The image above is just a small bit of a painting that I’m working on right now, but I decided to post it on Instagram last night with the caption, “Digging more quiet space in my paintings these days…perhaps a reflection of what’s goin on inside? Probably so.”
It was one of those quick fleeting thoughts, but it kept creeping back into my mind all day today. You see, I’ve been occupying this really rare and beautiful space lately where I actually…get this…HAVE TIME. After two and a half years of insane busyness (for those of you who have been following my world, you KNOW what I’m talking about here), I have carved out some sweet downtime for myself. It definitely did not just *happen.* Nothing has slowed down for me, in fact, opportunities are presenting themselves like never before {insert moment of gratitude right here}, but I have consciously chosen to say no to many things in order to give myself the gift of TIME…sweet sweet unscheduled time. Time in my studio, time to take walks and ride my bike, time to have tea dates with friends, time to do yoga, time to take baths and listen to the rain in my skylights. Time to mediate. Time to play.
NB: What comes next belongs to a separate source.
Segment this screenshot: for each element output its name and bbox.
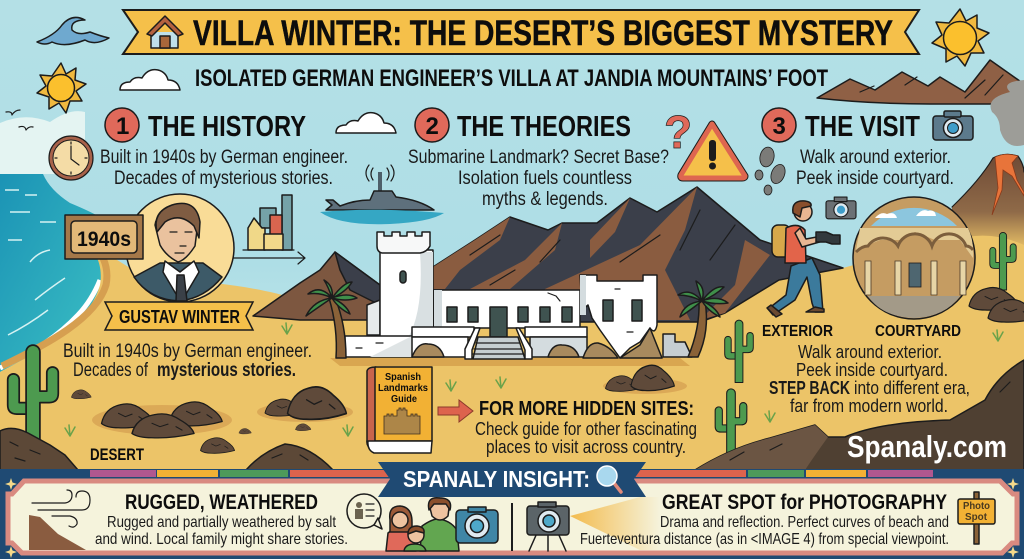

Just plain ol’ simple time.
With all this luxurious time on my hands, I’m noticing a straight-up shift inside my being. It’s like my nervous system is relaxing. My thoughts are softening and because of all the time to exercise, my body is feeling stronger. I’m spinning out and feeling overwhelmed much less, and the time I am spending with people feels deeper, more present. All in all, life is just really good right now. There, I said it, and didn’t even feel guilty 😉
And…..I’m totally seeing this shift inside myself reflected in my paintings. Generally speaking, they are lighter, more quiet and more…simple. They are flowing out effortlessly and I’m not fussing over them in the way I usually do. Basically, I’m letting them BE EASY.
So, here’s the big AHA moment I had today. I realized that I have this tendency to want to “fill up” my canvases with a lot of information—so many different marks, colors, layers, images, etc…all in order to “make it interesting,” ie: to make it worthy, pretty, enough, complex, amazing, surprising _________ (fill in the superlative blank). EEK!
So what happens when I allow there to be SPACE in my paintings/life? What happens when I allow for easy, simple and breathable? Well, my friends, what seems to be happening is that I’m creating some really lovely, almost meditative paintings, and I’m also experiencing more sweet simple moments in my life. I keep referring to these sweet simple moments as “the space between” moments. They are the moments that happen in-between the big flashy moments of excitement. They are: slowing picking out fruit at the grocery store, taking walks in my neighborhood park, picking fresh daffodils from my front yard, watching flower petals drop, making soup…
As for the paintings, I see that the new ones are different, yes, but they are not lacking in their simplicity. Instead, they simply possess an entirely different quality—much like the inside of my head feels right about now. That said, I’m really not interested in labeling my current state of being or my current state of painting better or worse than how things were before, but I am very willing to note the difference. It’s all just kinda interesting in my opinion. Art reflects life. Life reflects art. The main point I’m getting here is that…
More is not always more.
In fact, I’m pretty sure that right now, for me anyways, less is actually more. I think I could remain quite happy in this slowed down quiet space for quite some time—until the next big flashy moment of excitement is ready to pop, of course.